La genericità del motivo deriva dal fatto che l’articolazione dello stesso non pare confrontarsi con specifici passaggi argomentativi della sentenza impugnata che, sia in punto recidiva sia in punto circostanze attenuanti generiche ha considerato la presenza di “numerosi precedenti definitivi anche a carattere specifico (…) cinque furti, (…) rapina, possesso ingiustificato di arnesi da scasso (due volte), resistenza a pubblico ufficiale, porto d’arma” e il fatto che “le certificazione dei carichi pendenti attestano pendenze per altri reati contro il patrimonio (…) deferito in data 9/6/17 per percosse e minacce, sottoposto successivamente alla misura dell’allontanamento dalla casa familiare, deferito in data 4/11/17 per il reato di cui all’art. 707 c.p..
In data 26/1/18 per minacce, lesioni aggravate, atti persecutori, in data 16/3/18 per furto aggravato e in data 22/4/18 peraltro furto”.
Alla luce di tali affermazioni risulta corretta l’affermazione di una dimostrata indifferenza dell’imputato alle decisioni dell’autorità giudiziaria e la proclività dello stesso alla violazione della legge penale a riprova di una accentuata capacità criminale. Le stesse considerazioni, unitamente a quelle attinenti alla gravità della condotta e al grado di violenza esercitato, legittimamente fondano il rigetto delle circostanze attenuanti generiche in presenza di una allarmante valutazione della personalità dell’imputato e in difetto di elementi valutabili a favore.
6. Alle suesposte considerazioni consegue la dichiarazione di inammissibilità del ricorso e, per il disposto dell’art. 616 c.p.p., la condanna del ricorrente al pagamento delle spese processuali nonché al versamento in favore della Cassa delle Ammende di una somma che, ritenuti e valutati i profili di colpa emergenti dal ricorso, si determina equitativamente in Euro 2000,00.

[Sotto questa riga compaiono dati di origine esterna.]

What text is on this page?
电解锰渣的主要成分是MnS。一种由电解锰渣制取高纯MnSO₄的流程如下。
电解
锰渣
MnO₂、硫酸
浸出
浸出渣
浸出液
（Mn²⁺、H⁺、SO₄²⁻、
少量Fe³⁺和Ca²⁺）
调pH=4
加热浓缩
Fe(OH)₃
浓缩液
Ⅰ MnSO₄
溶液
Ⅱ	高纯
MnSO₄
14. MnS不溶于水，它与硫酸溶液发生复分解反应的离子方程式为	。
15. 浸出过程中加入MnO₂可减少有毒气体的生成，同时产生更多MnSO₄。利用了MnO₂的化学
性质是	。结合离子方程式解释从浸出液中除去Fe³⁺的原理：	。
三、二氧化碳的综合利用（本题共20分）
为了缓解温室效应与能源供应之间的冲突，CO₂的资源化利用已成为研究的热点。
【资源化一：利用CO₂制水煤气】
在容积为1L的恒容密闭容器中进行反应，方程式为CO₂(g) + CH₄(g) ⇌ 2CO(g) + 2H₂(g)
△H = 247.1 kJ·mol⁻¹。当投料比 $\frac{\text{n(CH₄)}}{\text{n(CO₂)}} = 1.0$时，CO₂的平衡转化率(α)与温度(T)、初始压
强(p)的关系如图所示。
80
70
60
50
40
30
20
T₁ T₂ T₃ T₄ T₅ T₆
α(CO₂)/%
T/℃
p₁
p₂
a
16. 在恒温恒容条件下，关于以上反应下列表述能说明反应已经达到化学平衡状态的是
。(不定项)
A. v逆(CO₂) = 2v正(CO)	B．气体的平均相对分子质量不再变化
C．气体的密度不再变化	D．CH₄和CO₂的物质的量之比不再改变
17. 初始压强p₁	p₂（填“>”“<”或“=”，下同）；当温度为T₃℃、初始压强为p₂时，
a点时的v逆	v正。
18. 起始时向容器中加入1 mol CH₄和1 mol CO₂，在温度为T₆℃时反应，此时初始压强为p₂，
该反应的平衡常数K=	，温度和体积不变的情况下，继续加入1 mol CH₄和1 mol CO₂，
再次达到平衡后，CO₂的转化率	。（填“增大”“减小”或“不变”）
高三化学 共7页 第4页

6.1. Non vi è luogo a provvedere sulla richiesta di liquidazione dei compensi in conseguenza della ammissione al patrocinio a spese dello stato sia in conseguenza della dichiarata inammissibilità dell’impugnazione (D.P.R. 30 maggio 2002, n. 115, art. 106) sia perché è inammissibile l’istanza di ammissione al patrocinio a spese dello Stato presentata davanti alla Corte di cassazione, atteso che il D.P.R. 30 maggio 2002, n. 115, artt. 93 e 96 riservano ai giudici di merito la competenza a provvedere (Sez. 5 -, Sentenza n. 3538 del 17/12/2018 – dep. 24/01/2019 – Rv. 275413 – 01).
P.Q.M.
Dichiara inammissibile il ricorso e condanna il ricorrente al pagamento delle spese processuali e della somma di Euro duemila in favore della Cassa delle ammende.